Why brokers must embrace technology

A great way for benefit brokers to add new clients and retain current ones is to go beyond a consulting role and bring technology to those clients. Selecting the right partner is key, says Joe Donlan, president of ConnectedHealth, which is based in Chicago.

Brokers, who have a history of providing great service and finding ways to reduce costs, can’t be an expert on everything. That’s why they need to find likeminded technology partners — not vendors — Donlan says. A technology partner and broker should have the same goals, such as easing the administrative burden and creating great capabilities that enable employees to shop for benefits, he says.

Technology can assist all parties involved in benefits — brokers, employers, employees, HR managers — and Donlan recommends that all brokers add it to their tool kit. “If you don’t embrace technology, then you’re going to be behind the curve,” he says.

Along with the broker and technology partner, the employer, too, has to be on the same page, Donlan says. “We all benefit … when we’re all mutually aligned,” he says.

The same advice goes when using a private exchange. Education and training are essential — everyone involved with an exchange must know what it is, what it isn’t, what it does and what it doesn’t do — says Rhonda Marcucci, an HR benefit and technology consultant at Chicago-based Gruppo Marcucci.

The AA problem

Exchanges deliver a package of products with a package of technology, and the latter is fairly new to brokers, Marcucci says. Many employers and brokers suffer from the AA (Apple Android) problem — they expect to download an app and it goes to work, she says.
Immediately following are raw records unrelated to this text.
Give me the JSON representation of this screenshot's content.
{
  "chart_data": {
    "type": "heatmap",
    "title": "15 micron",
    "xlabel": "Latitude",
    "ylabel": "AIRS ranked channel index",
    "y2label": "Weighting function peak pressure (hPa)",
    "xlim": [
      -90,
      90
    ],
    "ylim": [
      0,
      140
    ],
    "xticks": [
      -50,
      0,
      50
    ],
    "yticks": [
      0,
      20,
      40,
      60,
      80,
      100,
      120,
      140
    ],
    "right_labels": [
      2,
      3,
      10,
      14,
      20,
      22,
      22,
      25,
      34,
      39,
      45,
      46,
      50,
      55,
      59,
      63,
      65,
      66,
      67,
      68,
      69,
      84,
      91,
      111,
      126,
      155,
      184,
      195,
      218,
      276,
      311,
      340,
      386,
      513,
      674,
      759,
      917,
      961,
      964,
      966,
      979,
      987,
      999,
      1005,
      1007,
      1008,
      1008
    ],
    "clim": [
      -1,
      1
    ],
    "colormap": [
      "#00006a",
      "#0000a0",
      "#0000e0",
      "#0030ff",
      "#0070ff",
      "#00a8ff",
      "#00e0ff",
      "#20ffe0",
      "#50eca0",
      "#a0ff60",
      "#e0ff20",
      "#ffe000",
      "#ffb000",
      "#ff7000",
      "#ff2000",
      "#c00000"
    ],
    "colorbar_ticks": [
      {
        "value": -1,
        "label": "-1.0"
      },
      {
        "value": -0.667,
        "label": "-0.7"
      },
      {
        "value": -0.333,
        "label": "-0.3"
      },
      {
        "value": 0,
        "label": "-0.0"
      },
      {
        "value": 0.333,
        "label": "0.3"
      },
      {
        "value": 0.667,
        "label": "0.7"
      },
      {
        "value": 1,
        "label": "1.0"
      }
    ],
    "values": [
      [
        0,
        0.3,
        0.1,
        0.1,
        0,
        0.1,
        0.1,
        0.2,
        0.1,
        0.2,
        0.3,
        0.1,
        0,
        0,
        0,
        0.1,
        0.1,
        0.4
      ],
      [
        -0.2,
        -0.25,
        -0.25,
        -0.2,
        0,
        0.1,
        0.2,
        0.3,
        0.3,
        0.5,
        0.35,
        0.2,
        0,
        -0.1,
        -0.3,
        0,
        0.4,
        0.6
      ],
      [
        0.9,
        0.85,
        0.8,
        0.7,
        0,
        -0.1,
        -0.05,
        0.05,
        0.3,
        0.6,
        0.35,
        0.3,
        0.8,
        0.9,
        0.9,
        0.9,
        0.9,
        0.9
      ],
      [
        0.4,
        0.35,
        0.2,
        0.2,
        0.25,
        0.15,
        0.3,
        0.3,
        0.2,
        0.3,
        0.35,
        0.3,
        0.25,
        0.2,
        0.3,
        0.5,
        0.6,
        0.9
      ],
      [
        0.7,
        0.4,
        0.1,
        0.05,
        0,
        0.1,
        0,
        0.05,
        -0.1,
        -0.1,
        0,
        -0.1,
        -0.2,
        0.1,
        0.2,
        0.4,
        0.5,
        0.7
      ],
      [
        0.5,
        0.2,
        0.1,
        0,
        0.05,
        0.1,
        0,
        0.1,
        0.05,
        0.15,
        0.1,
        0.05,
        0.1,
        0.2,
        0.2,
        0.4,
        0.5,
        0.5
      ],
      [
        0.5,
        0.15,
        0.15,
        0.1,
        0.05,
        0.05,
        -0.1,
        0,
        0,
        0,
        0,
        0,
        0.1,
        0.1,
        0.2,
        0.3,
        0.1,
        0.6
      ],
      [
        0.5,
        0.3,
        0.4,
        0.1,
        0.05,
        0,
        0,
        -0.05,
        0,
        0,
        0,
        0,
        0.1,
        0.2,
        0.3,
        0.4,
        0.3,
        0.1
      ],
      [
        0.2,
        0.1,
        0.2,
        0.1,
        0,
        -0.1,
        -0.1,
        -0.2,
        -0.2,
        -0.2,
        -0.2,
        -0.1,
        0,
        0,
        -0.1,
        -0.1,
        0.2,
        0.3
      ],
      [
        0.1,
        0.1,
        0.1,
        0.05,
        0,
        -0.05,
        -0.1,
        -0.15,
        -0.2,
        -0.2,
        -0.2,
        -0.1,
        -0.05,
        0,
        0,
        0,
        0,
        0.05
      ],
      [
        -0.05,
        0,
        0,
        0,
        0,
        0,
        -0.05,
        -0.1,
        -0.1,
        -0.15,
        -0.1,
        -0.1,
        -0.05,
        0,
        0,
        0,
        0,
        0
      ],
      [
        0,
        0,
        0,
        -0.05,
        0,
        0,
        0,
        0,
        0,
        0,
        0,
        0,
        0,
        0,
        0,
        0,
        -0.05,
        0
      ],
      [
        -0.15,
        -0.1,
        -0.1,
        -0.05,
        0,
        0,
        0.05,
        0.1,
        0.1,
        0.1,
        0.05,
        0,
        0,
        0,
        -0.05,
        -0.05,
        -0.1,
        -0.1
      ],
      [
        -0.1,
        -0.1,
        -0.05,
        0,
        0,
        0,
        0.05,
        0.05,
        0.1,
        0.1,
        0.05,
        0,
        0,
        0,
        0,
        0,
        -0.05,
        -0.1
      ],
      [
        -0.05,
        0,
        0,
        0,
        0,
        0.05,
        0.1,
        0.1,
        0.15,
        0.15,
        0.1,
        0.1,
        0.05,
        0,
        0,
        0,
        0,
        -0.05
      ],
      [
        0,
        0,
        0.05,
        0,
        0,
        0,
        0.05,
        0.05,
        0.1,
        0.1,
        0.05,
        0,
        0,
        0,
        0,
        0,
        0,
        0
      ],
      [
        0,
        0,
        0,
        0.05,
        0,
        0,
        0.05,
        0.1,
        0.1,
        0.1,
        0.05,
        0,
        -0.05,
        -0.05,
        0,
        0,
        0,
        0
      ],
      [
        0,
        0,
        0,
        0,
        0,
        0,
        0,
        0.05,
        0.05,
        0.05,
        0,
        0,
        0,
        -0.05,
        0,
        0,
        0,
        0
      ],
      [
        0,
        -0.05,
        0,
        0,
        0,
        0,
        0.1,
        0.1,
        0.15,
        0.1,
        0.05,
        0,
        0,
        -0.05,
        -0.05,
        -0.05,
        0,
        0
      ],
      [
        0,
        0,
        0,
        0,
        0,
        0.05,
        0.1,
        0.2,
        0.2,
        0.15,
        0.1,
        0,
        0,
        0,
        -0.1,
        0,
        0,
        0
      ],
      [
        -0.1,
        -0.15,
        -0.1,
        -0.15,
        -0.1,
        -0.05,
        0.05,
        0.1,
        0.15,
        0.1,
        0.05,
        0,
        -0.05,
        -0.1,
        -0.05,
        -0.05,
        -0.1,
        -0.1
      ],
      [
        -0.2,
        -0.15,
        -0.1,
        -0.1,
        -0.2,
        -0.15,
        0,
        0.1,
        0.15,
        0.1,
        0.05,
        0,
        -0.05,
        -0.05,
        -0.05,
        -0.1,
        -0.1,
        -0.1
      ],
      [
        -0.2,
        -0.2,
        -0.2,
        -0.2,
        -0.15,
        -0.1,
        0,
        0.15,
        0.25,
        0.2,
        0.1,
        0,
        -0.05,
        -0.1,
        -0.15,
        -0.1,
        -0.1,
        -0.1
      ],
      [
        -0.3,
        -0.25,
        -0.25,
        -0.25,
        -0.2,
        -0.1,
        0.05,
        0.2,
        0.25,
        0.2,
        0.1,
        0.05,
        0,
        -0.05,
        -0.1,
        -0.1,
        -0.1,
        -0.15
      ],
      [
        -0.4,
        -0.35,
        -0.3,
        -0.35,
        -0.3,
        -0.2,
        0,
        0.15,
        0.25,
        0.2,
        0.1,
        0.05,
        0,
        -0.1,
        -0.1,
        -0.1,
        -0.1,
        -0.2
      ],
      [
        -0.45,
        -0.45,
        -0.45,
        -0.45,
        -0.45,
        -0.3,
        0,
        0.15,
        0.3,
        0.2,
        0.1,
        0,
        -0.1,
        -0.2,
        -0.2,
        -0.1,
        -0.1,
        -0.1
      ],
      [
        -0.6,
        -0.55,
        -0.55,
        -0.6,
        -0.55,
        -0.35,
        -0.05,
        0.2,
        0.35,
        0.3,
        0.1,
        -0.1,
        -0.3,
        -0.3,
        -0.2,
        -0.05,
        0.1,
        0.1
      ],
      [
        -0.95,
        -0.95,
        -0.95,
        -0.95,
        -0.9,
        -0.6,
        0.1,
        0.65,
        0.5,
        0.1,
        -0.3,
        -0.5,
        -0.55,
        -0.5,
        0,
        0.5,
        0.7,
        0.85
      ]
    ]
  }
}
However, private exchanges aren’t that simple. “It’s complicated,” Marcucci says. “There are a lot of moving parts.” That’s why it’s critical brokers and their clients understand the entire process from the initial quote to the time employee’s receive their ID cards “and all those 52 things that go on in between to make that happen,” she says.

If a broker sells an exchange without fully understanding all the details, there can be a breakdown during implementation due to assumptions made by the broker, the client or both, Marcucci says. Since many clients don’t have an adviser specifically for HR and benefits technology, “They are relying on and expect their benefit broker to be that adviser,” she says.

A strategic broker will fill that need with a resource, such as a third party or internal person devoted to technology, Marcucci says, and other brokers are partnering with private exchanges, which handle the technology aspect.

Today, employers are turning to their benefit adviser more than ever for technology support due compliance regulations in the Affordable Care Act, Marcucci says. “Clients have never needed more help,” she says. “There’s so much going on.”

That’s why brokers need to have a technology resource, Marcucci says. “They have to be part of the discussion,” she says. “It’s touching the thing that they do.”